History of the cassava breeding program in Africa
The study provided useful insights into cassava varieties in Africa and their breeding history. The scientists studied varieties from a past cassava breeding program in Amani, Tanga Province in Tanzania, which was started under the Germans, closed during World War II, and later re-opened by the British. It focused on breeding cassava for resistance to cassava mosaic disease, and later, cassava brown streak disease.
After screening cassava from many parts of the world, they were unable to find varieties with high levels of resistance to these diseases, so they started making crosses with wild species including M. glaziovii and “tree cassava”. M. glaziovii, was introduced to Tanzania during the time of German colonization for rubber production. These trees now grow in the wild, particularly in coastal areas of Tanzania and are an ancestor of “tree cassava” found in many homesteads and on the edge of fields where their leaves are used as a vegetable.

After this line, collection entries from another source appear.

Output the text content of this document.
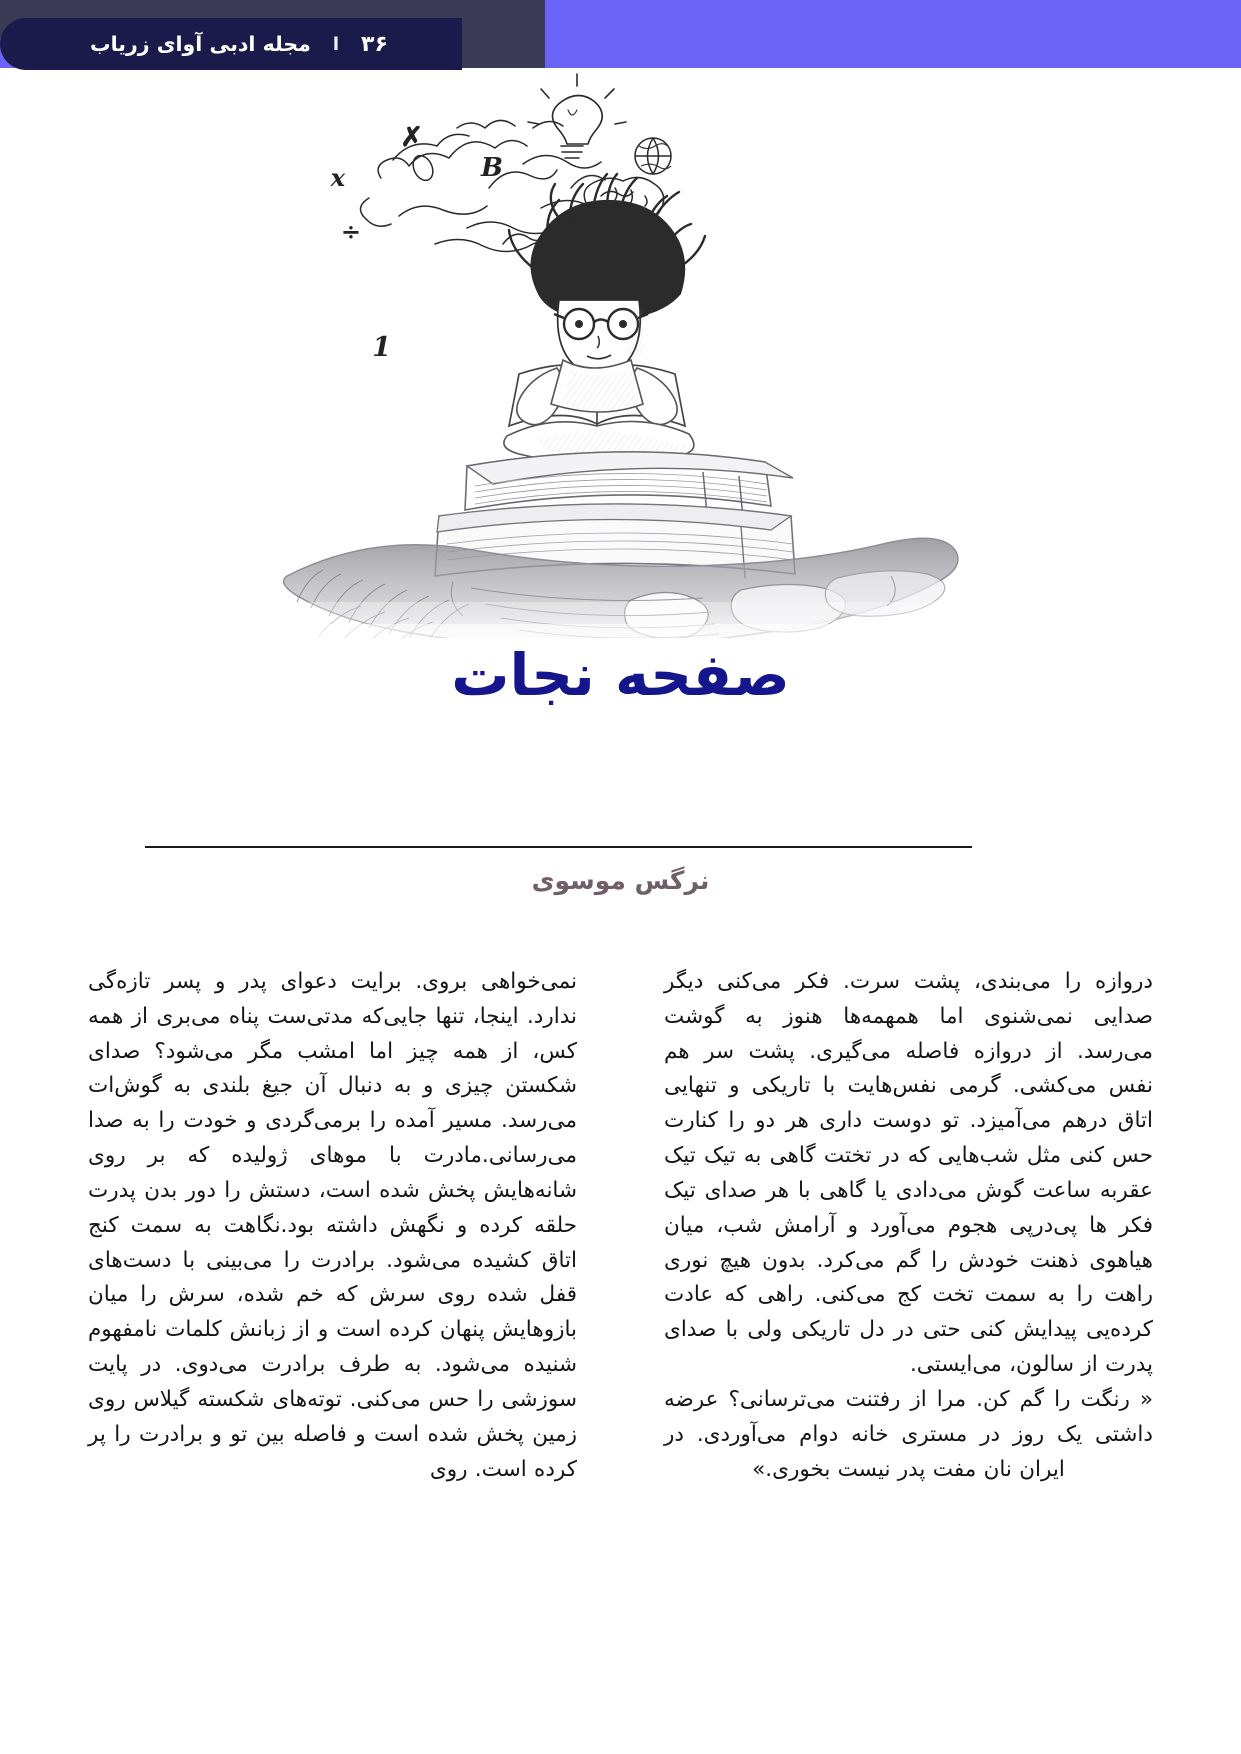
۳۶
ا
مجله ادبی آوای زریاب
x
✗
B
÷
1
صفحه نجات
نرگس موسوی

دروازه را می‌بندی، پشت سرت. فکر می‌کنی دیگر صدایی نمی‌شنوی اما همهمه‌ها هنوز به گوشت می‌رسد. از دروازه فاصله می‌گیری. پشت سر هم نفس می‌کشی. گرمی نفس‌هایت با تاریکی و تنهایی اتاق درهم می‌آمیزد. تو دوست داری هر دو را کنارت حس کنی مثل شب‌هایی که در تختت گاهی به تیک تیک عقربه ساعت گوش می‌دادی یا گاهی با هر صدای تیک فکر ها پی‌درپی هجوم می‌آورد و آرامش شب، میان هیاهوی ذهنت خودش را گم می‌کرد. بدون هیچ نوری راهت را به سمت تخت کج می‌کنی. راهی که عادت کرده‌یی پیدایش کنی حتی در دل تاریکی ولی با صدای پدرت از سالون، می‌ایستی.

«‌ رنگت را گم کن. مرا از رفتنت می‌ترسانی؟ عرضه داشتی یک روز در مستری خانه دوام می‌آوردی. در ایران نان مفت پدر نیست بخوری.»

نمی‌خواهی بروی. برایت دعوای پدر و پسر تازه‌گی ندارد. اینجا، تنها جایی‌که مدتی‌ست پناه می‌بری از همه کس، از همه چیز اما امشب مگر می‌شود؟ صدای شکستن چیزی و به دنبال آن جیغ بلندی به گوش‌ات می‌رسد. مسیر آمده را برمی‌گردی و خودت را به صدا می‌رسانی.مادرت با موهای ژولیده که بر روی شانه‌هایش پخش شده است، دستش را دور بدن پدرت حلقه کرده و نگهش داشته بود.نگاهت به سمت کنج اتاق کشیده می‌شود. برادرت را می‌بینی با دست‌های قفل شده روی سرش که خم شده، سرش را میان بازوهایش پنهان کرده است و از زبانش کلمات نامفهوم شنیده می‌شود. به طرف برادرت می‌دوی. در پایت سوزشی را حس می‌کنی. توته‌های شکسته گیلاس روی زمین پخش شده است و فاصله بین تو و برادرت را پر کرده است. روی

Sequence information revealed that some of the popular cassava varieties in Tanzania including Namikonga and Muzege, still contain sections of M. glaziovii in their genomes. These varieties are also among the most tolerant to CBSD. Other popular varieties are related and are likely to have been derived from the Amani program; these include Nachinyaya, Albert, and Kibaha.
When the Amani program closed, many of the varieties were transferred to Mtwapa in Kenya and Moor Plantation in Nigeria. IITA have used the varieties from Moor Plantation extensively in their breeding programs. Evidence of this is shown by trace sections of M. glaziovii DNA that were found in many IITA developed varieties. These sections are rare, however, in farmer varieties from Southeast and Central Africa.